At the end of 1997 I was thirty-two, living in Richmond, Virginia and in a relationship that was approaching its third anniversary. My boyfriend and I were happy enough, I thought. We shared a rented house, cooked meals; accumulated electronics, bad art and two dogs. Then one day I realized I wasn’t happy at all. But there we were: living together with a pair of dachshunds circling our feet. The break-up was my decision. As we were in the process of moving into separate places, my now ex-boyfriend said he didn’t think the dogs should be wrenched apart just because I’d decided to wreck everyone’s life. He wanted to keep them both. I knew he was hurt and angry, but I also knew that the dogs were very attached to each other (they spent every waking and sleeping hour together, cleaned each other’s ears, stared into each other’s eyes with gummy affection). After much hand-wringing, I consented, stipulating that I wanted to see the dogs on a regular basis, maybe take them every second or third weekend. I wanted visitation rights.
A week later, my ex called and said we needed to meet. He claimed to have some papers for me to sign that would assure his being able to get the dogs proper veterinary care in the event of an emergency.
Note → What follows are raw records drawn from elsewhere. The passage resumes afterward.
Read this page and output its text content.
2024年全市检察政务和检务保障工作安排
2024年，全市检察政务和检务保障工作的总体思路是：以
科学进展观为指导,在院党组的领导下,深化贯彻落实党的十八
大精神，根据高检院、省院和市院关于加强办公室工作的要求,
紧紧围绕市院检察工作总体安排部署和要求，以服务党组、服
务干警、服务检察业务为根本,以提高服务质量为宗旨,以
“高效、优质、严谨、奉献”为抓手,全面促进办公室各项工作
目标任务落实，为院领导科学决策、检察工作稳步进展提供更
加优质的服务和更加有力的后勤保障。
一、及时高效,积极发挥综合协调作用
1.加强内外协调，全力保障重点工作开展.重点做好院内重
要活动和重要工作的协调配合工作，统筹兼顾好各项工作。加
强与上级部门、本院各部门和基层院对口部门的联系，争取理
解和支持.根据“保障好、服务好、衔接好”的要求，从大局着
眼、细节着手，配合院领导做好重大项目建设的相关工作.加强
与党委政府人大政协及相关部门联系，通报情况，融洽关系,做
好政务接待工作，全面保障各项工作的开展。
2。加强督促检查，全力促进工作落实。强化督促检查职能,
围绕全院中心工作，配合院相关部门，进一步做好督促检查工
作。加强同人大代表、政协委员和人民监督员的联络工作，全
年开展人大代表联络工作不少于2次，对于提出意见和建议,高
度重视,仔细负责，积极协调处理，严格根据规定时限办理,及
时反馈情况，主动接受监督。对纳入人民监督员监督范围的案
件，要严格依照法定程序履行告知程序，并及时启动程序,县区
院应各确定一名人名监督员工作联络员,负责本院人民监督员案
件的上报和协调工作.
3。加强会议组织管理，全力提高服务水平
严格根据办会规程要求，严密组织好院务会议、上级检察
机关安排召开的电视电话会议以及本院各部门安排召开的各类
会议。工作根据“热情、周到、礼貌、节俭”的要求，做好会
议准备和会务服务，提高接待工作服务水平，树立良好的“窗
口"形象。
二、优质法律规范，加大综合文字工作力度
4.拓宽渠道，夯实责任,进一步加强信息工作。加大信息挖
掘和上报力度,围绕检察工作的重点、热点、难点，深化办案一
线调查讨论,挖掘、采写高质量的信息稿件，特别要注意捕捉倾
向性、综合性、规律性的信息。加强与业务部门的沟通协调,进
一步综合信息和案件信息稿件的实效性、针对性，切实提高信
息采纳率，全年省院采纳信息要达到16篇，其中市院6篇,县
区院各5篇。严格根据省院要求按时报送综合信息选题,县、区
Something was afoot, I knew. What vet would refuse to treat an animal because the paperwork wasn’t in order? But I felt too horrible about instigating the break-up to say no. I also felt exhausted. I hadn’t been sleeping much, was weepy at the drop of a hat, was antsy and eager for this segment of my life to be over. I told my ex I would meet him on my way to work but that I wasn’t up for another argument, not today. I was about to start a double shift at the bar, about to embark on a nine-hour conversation with strangers, wherein everyone yammered and I had to listen and keep a stupid grin plastered on my face while I poured drinks and cut lemons.